Homo cyclicus appears to have been an elegant being, swift of mind and not a believer in fortune tellers. Rather, she appears to have learned from experience, watching the seasons and looking to exploit regular cyclical patterns that could be observed in nature and in the world of man. Homo cyclicus looked for patterns and was keen to use them in a repeatable investment processes.
Homo differenticus is believed to have been a doltish lumbering being, unwilling to see regularity in nature, economics or anything pertaining to finance. Like a goldfish circling a bowl, everything differenticus saw was happening for the first time and the past provided no clue to the future. Guided by goat entrails and story-telling differenticus believed the future could be seen and invested according to the omens — whichever told the best story.
A good example of the distinction between homo cyclicus and homo differenticus can be seen in the historical record of US inflation in the early 21st century. Aided by their seers, homo differenticus believed that the inflation process had changed. 3D printing, block-chain, self-drive cars and all manner of wondrous new inventions had changed the way inflation works, ensuring that inflation will remain low for many seasons.
This is what the bulk of the historical record shows. However, the following chart was recently found by archaeologists on the wall of a cave just outside the ancient city of New York. It is believed to be the work of a homo cyclicus working in the second decade of the 21st century. Experts are awaiting carbon dating of coffee stains on the original but the time scale suggests our dating is correct.
If the inflation process ‘aint broke, don’t fix it
The chart appears to depict an ancient relationship: that between the economic cycle – the acceleration and deceleration of economic growth – and the change in core inflation.

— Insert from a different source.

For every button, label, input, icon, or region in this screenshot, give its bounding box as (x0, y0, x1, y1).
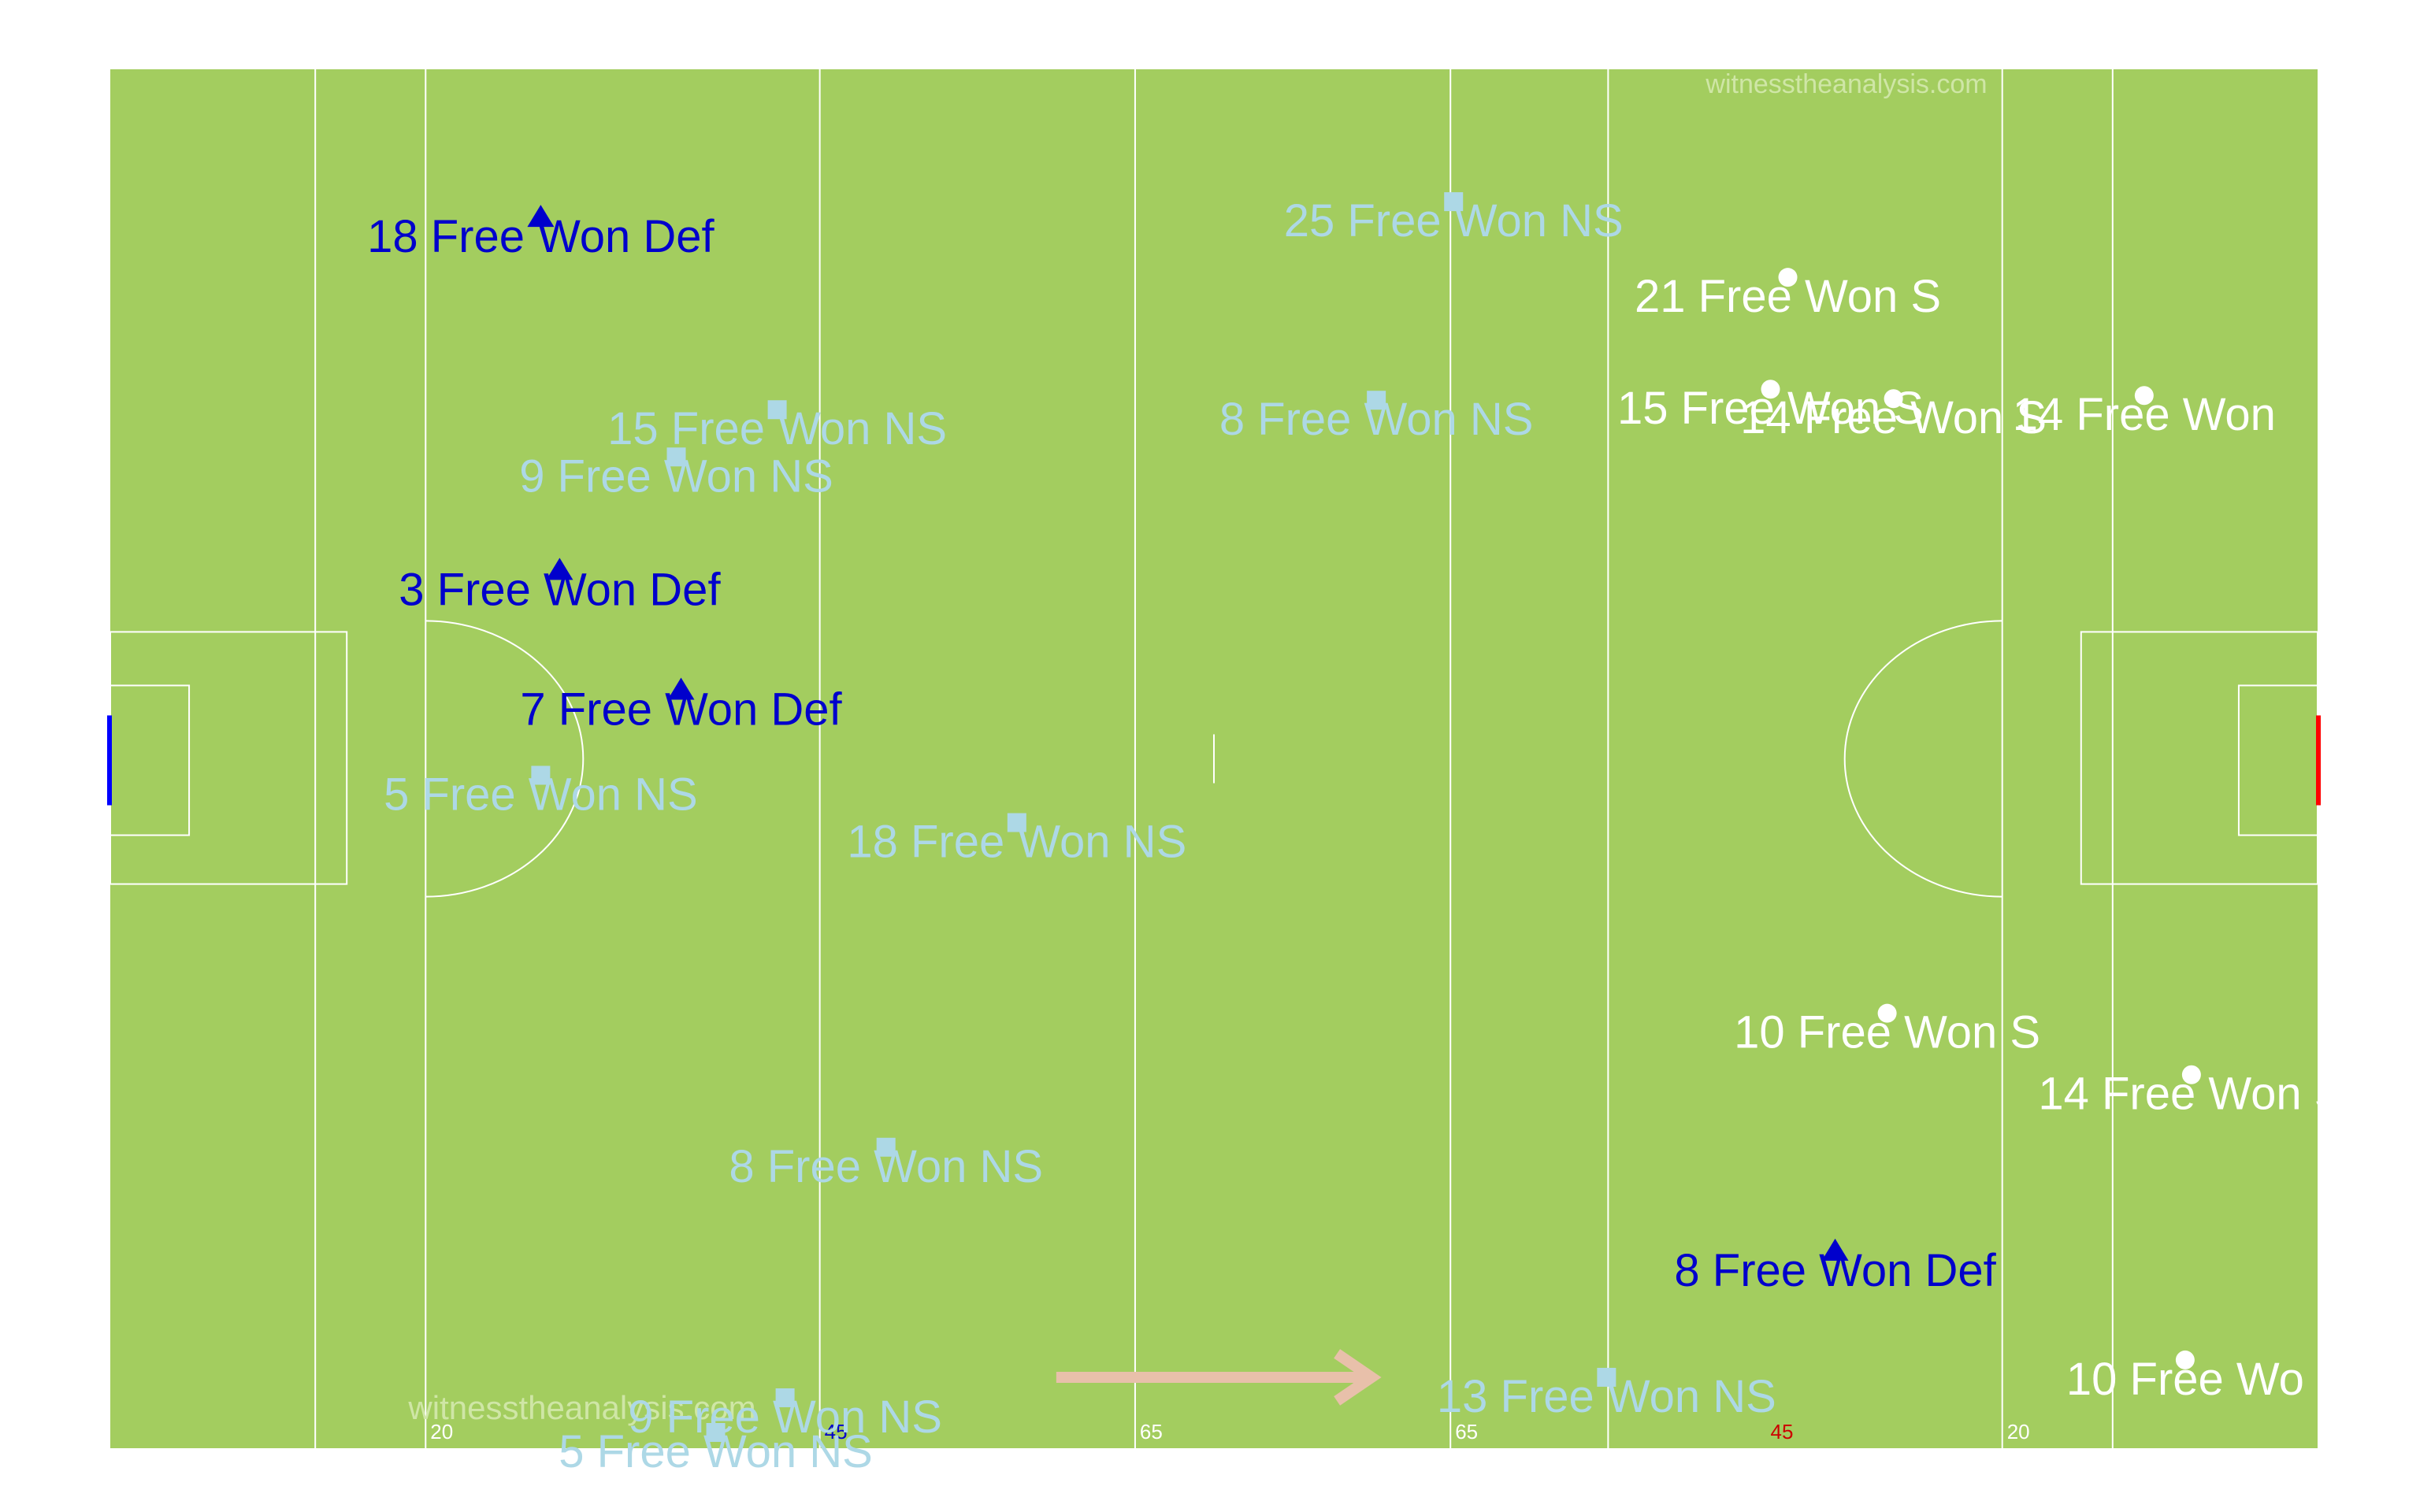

The economic cycle is measured here by the two-year change in the US ISM Index, an ancient tool used to measure economic growth. This measure is lagged by 21 months, suggesting that changes in the growth rate cause changes in core inflation after a lag.
Now, as I have said, at the time this chart was drawn most historical record suggests a belief that the relationship between the economic cycle and inflation had significantly and permanently changed. Curiously, this chart shows no such break. The relationship looks to have been very much intact at the time the chart was drawn. It would have led the ancient scholar to believe that core inflation was headed towards 3% by late 2019.
Sadly, it appears that this view never saw light of day because the homo cyclicus was found buried in the cave along with his art and an abacus. He was found strangled by goat intestines, a common method of homicide by homo differenticus at the time.